Hal itu terulang kembali pada tahun-tahun berikutnya. Warga negara bisa melihat dengan jelas bahwa polisi lebih mengakomodasi pihak-pihak penekan yang tidak setuju dengan isi kegiatan. Sementara soal pemberitahuan kegiatan, kita semua paham bahwa hal itu adalah perkara formal.

Kita tahu, Undang-undang tentang Kemerdekaan Menyampaikan Pendapat di Muka Umum, yang sering dijadikan dalih oleh polisi itu pun sama sekali tidak berbicara tentang perizinan. Melainkan pemberitahuan saja. Itu pun dengan konteks yang jelas dalam dua hal.

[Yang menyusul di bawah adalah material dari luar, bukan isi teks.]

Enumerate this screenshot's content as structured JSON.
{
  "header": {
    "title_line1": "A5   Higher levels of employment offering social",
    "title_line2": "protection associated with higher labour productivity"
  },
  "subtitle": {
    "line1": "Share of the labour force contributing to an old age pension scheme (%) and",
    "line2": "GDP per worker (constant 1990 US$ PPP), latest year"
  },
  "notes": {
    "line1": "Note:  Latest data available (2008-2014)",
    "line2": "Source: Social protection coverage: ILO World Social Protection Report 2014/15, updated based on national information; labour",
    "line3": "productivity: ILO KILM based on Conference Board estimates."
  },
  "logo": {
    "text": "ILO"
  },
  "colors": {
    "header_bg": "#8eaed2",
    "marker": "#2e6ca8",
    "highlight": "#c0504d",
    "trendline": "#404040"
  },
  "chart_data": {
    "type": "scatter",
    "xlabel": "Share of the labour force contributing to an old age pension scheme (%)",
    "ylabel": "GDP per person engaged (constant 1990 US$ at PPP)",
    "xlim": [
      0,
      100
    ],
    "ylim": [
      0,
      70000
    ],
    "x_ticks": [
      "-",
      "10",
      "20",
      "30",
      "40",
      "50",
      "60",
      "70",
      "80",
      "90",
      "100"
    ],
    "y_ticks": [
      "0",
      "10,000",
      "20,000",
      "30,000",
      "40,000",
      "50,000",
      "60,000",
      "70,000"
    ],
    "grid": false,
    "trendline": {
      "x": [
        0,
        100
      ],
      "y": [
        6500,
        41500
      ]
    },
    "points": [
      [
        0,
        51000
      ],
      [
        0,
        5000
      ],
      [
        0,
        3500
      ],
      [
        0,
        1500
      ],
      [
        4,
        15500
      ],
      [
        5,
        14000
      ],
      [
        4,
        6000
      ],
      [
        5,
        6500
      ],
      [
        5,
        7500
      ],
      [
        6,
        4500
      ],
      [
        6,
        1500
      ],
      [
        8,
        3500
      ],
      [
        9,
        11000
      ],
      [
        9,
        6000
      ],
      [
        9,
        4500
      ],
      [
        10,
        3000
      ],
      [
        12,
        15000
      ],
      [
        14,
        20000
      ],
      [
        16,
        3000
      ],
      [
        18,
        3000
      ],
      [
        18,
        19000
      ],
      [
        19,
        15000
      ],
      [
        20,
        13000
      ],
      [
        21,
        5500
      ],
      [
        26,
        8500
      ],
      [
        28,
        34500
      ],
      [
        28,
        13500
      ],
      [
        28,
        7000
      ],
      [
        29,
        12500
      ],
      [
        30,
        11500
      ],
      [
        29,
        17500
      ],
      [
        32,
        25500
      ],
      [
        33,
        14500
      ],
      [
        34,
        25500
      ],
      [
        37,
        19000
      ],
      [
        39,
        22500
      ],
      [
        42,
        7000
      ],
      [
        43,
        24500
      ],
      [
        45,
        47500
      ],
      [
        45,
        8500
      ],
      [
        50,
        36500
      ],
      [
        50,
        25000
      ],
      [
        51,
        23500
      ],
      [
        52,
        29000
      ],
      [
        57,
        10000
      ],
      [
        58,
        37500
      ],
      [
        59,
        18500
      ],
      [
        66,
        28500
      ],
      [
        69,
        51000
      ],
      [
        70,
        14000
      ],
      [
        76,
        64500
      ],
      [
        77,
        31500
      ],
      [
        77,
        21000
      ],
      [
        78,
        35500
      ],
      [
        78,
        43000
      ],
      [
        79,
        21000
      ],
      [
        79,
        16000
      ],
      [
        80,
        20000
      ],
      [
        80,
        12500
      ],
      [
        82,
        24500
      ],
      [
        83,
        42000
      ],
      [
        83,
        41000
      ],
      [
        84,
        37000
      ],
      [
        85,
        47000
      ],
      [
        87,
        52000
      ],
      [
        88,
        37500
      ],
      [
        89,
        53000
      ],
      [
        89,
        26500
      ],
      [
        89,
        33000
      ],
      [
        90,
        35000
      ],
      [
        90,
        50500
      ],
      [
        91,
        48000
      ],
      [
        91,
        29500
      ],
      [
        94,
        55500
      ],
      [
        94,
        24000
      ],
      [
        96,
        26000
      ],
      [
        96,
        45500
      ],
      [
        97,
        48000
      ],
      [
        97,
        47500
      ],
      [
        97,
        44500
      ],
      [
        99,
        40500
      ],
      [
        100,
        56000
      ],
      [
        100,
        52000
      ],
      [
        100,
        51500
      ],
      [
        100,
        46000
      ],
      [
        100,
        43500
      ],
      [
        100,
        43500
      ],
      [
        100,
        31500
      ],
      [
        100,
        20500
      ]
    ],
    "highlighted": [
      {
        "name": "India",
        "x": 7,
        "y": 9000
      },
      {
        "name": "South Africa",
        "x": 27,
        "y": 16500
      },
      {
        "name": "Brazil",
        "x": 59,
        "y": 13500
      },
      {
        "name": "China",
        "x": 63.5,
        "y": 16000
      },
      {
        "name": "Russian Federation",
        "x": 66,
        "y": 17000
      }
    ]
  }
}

Pertama bentuknya adalah unjuk rasa atau demonstrasi, pawai, rapat umum, dan mimbar bebas. Kedua, dilaksanakan di tempat-tempat terbuka untuk umum. Artinya, diskusi terbatas di ruangan yang tidak menjadi tempat terbuka untuk umum, sama sekali tidak dikenai kewajiban untuk menyampaikan pemberitahuan secara tertulis kepada polisi.

Polisi memang mempunyai kewenangan diskresi yang melekat. Dengan kewenangan itu, polisi memang bisa menilai suatu peristiwa dan menentukan tindakan yang harus diambil secepatnya secara tepat. Namun hal itu tidak berarti membebaskan polisi untuk wajib melindungi warga negara yang berhak untuk berkumpul dan menyampaikan pendapatnya dalam diskusi.

Merawat demokrasi dalam masyarakat kita, tidak melulu berarti meloloskan segala permintaan pihak penekan. Merawat demokrasi juga berarti melindungi setiap hak warga negara dari kelompok lain manapun yang berupaya merenggutnya. Dan itu adalah kewajiban aparat keamanan.

Menegakkan ketertiban tidak selalu berarti takluk kepada para pemberang. Menegakkan ketertiban adalah menjaga hak dan kewajiban setiap orang secara sama.

Pak polisi, berhentilah bersembunyi di balik "rezim pemberitahuan".